The slinky Durant appeared fine during most of the series opener and dismissive of any lingering health issues afterward. He grabbed 10 rebounds and scored a team-high 32 points, gliding to the basket and pulling up for jumpers with his characteristic ease. The only hint of trouble occurred when he reached down and grabbed his calf in the second half, then went to the bench and summoned the team’s trainer. With his left ankle encased in a bag of ice, Chelsea Lane examined his left knee as the two engaged in a brief conversation.
Later, Durant insisted that he “physically felt great. I knocked down some shots. I didn’t worry about not playing 20 games in the regular season. I just tried to go out there and be me.”
The real Kevin Durant, of course, is the rangy 6-foot-9, 240-pound veteran who is widely regarded as the league’s most dynamic scorer. In 62 starts since signing as a free agent with the Warriors, he averaged 25.1 points, a career-high 8.3 rebounds, 4.8 assists, 1.1 steals and a career-high 1.6 blocks, pleasantly surprising his coaches and teammates with his rim protection.

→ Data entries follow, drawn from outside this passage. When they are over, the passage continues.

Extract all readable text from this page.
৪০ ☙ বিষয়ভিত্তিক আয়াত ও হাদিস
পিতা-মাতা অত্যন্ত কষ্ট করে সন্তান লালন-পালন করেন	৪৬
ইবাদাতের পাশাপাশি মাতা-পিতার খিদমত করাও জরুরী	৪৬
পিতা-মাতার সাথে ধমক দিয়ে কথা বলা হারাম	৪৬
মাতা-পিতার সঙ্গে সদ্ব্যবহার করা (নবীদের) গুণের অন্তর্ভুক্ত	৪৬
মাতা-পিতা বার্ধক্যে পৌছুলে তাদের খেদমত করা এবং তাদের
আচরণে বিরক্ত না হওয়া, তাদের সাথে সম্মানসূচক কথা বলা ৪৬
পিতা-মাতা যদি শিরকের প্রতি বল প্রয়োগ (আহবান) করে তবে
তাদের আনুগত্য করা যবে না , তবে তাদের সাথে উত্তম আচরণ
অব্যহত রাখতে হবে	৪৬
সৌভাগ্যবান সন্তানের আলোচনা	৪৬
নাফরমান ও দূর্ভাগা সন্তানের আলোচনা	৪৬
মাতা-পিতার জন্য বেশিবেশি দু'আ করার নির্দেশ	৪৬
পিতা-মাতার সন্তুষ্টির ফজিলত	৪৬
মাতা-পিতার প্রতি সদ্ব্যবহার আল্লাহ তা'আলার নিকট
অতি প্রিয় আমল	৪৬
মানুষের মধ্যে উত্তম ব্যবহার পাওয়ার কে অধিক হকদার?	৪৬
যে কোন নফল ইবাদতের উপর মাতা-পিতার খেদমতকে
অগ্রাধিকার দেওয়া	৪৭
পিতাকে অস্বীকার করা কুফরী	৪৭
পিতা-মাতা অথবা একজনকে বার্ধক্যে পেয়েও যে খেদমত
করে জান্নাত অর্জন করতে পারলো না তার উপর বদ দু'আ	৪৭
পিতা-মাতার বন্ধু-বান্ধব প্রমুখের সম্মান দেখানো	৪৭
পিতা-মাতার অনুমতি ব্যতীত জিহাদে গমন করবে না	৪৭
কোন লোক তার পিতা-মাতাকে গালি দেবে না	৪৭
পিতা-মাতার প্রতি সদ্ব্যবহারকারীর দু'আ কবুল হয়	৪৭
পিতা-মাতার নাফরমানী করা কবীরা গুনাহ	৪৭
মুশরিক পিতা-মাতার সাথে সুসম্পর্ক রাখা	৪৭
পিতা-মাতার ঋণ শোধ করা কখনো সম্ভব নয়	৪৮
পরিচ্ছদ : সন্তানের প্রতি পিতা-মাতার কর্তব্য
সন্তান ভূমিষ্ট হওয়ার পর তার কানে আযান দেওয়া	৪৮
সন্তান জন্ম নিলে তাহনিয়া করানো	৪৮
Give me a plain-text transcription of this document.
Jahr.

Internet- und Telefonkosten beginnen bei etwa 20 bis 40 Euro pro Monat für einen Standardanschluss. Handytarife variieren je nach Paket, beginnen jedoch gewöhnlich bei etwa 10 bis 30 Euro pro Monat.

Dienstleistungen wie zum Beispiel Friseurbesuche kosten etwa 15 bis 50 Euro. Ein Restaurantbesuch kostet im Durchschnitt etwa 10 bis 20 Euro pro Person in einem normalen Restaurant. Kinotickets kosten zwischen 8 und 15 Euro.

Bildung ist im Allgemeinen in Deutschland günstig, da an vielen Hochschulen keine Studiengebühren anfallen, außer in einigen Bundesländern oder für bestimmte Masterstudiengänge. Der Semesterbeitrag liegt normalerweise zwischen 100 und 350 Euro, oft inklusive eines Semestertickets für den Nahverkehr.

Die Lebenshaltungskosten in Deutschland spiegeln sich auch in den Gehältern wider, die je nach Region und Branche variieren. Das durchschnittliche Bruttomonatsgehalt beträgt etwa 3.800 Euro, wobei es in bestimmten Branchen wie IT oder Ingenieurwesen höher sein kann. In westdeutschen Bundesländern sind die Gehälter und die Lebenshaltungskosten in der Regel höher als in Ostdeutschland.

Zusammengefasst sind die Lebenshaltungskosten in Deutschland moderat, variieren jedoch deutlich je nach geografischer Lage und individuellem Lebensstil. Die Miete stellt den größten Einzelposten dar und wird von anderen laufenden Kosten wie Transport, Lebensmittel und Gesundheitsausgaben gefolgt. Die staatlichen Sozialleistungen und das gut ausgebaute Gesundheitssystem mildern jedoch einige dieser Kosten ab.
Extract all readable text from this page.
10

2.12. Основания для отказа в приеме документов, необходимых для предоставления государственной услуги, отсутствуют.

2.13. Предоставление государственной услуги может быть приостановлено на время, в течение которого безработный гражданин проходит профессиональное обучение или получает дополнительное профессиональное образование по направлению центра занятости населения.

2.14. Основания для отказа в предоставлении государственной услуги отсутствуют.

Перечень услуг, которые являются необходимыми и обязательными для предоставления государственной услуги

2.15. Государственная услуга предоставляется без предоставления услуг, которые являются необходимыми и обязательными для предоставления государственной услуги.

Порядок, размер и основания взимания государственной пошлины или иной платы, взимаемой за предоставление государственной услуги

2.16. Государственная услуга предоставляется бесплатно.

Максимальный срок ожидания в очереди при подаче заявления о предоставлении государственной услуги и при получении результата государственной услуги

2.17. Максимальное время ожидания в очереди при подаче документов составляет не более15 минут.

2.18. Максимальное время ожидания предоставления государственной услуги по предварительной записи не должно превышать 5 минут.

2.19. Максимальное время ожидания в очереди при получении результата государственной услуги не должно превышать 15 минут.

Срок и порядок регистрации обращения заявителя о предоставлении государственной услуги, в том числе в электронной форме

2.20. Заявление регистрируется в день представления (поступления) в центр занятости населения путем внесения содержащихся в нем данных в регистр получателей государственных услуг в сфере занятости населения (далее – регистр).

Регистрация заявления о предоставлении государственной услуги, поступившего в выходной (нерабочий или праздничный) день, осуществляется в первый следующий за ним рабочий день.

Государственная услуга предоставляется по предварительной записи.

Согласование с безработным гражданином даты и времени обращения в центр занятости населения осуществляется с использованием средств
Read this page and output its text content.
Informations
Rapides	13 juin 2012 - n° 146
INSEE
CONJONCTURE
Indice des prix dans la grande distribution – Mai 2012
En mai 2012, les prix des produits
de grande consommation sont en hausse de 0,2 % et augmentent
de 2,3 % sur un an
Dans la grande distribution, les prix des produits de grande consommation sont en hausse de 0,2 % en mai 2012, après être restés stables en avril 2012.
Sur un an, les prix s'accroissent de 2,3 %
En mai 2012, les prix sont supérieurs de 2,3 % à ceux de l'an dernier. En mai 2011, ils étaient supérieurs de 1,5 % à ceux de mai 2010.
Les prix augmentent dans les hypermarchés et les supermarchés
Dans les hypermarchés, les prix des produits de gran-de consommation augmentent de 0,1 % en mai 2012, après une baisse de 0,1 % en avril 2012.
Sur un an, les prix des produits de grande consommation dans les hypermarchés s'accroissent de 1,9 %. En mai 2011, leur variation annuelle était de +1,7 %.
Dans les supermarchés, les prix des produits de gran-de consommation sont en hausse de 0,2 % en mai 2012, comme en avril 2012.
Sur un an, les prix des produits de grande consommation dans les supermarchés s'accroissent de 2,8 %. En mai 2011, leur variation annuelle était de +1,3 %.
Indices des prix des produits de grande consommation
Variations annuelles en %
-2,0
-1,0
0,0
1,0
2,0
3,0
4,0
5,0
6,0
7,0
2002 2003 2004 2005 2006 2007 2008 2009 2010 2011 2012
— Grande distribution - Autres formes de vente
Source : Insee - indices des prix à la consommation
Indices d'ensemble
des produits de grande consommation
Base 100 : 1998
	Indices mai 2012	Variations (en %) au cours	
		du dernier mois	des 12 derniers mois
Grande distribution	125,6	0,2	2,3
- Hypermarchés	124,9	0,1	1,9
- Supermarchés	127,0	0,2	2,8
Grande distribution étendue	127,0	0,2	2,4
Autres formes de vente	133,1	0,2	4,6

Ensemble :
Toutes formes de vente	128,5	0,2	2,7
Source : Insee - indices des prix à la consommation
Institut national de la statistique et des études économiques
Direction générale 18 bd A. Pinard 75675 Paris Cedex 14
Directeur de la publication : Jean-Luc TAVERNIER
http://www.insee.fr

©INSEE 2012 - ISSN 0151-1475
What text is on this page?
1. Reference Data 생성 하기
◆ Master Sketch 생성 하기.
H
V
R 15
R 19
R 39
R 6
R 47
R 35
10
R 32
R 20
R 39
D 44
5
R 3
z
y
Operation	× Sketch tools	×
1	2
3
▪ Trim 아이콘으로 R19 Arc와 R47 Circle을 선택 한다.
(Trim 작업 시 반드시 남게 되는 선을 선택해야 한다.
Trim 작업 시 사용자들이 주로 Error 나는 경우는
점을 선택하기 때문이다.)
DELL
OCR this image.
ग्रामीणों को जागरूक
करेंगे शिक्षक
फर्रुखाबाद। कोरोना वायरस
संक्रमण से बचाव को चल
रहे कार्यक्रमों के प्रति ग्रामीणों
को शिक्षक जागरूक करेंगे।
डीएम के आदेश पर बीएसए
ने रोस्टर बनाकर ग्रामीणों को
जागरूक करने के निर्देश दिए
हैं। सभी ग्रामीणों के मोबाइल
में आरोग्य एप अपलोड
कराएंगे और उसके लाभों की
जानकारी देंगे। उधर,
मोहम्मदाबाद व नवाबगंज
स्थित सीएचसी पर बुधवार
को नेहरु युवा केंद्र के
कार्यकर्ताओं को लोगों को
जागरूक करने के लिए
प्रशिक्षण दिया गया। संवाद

His expanding list of career accolades also includes his selection as Most Valuable Player (2013-14), an eight-time All-Star, four-time scoring champion and Rookie of the Year (2007-08) – the latter award soothing the sting of being drafted No. 2 overall after Greg Oden, the once-coveted center who retired prematurely because of recurring knee injuries.
The mere mention of Oden continues to thrusts a cautionary note into any discussion about the medical history of the league’s big men, and the large number of those who were hampered by bad knees and/or feet.
While Kerr responded quickly and affirmatively Monday when asked if he anticipated his small forward’s return during the first-round series, he is acutely aware that one player’s injury can doom an entire team’s postseason. Last year’s NBA Finals result – Cleveland 4, Golden State 3 – still has many of the Warriors folks reaching for the antacids.
The raucous Oracle Arena crowd was all prepped for a grand Game 7 finale that instead ended in a flop. In the year BD (Before Durant), the Warriors overcame Andrew Bogut’s chronic injury issues and Kerr’s prolonged illness and sprinted past the Chicago Bulls’ record, claiming 73 wins. They ranked at the top in offensive and defensive efficiency and seemed poised, even destined, to achieve the NBA’s elusive double-dip: consecutive championships.
But then Stephen Curry slipped on a wet spot in Game 3 against the Houston Rockets, sat out six games with sprained knee ligaments and, upon his return, never recaptured his MVP-caliber brilliance. He knew it, his coaches knew it, his teammates knew it, the Cavaliers knew it. Never was it more obvious than during the Warriors’ critical late possession in Game 7, with Curry dribbling the ball on the right side, probing, testing, trying but failing to gain separation and a clean look against Kevin Love, a weak defender.
“We’ve been in this situation before,” said Curry, who declined an invitation last summer to play on the 2016 Olympic team so he could recover from his injuries. “When certain guys are out, it all starts out with what we do defensively. We have to pick it up on that end. We got through a month without him (Durant). It’s not just talk. We learned how to do it by committee, were shorthanded and still able to win games. We have to be ready for anything.”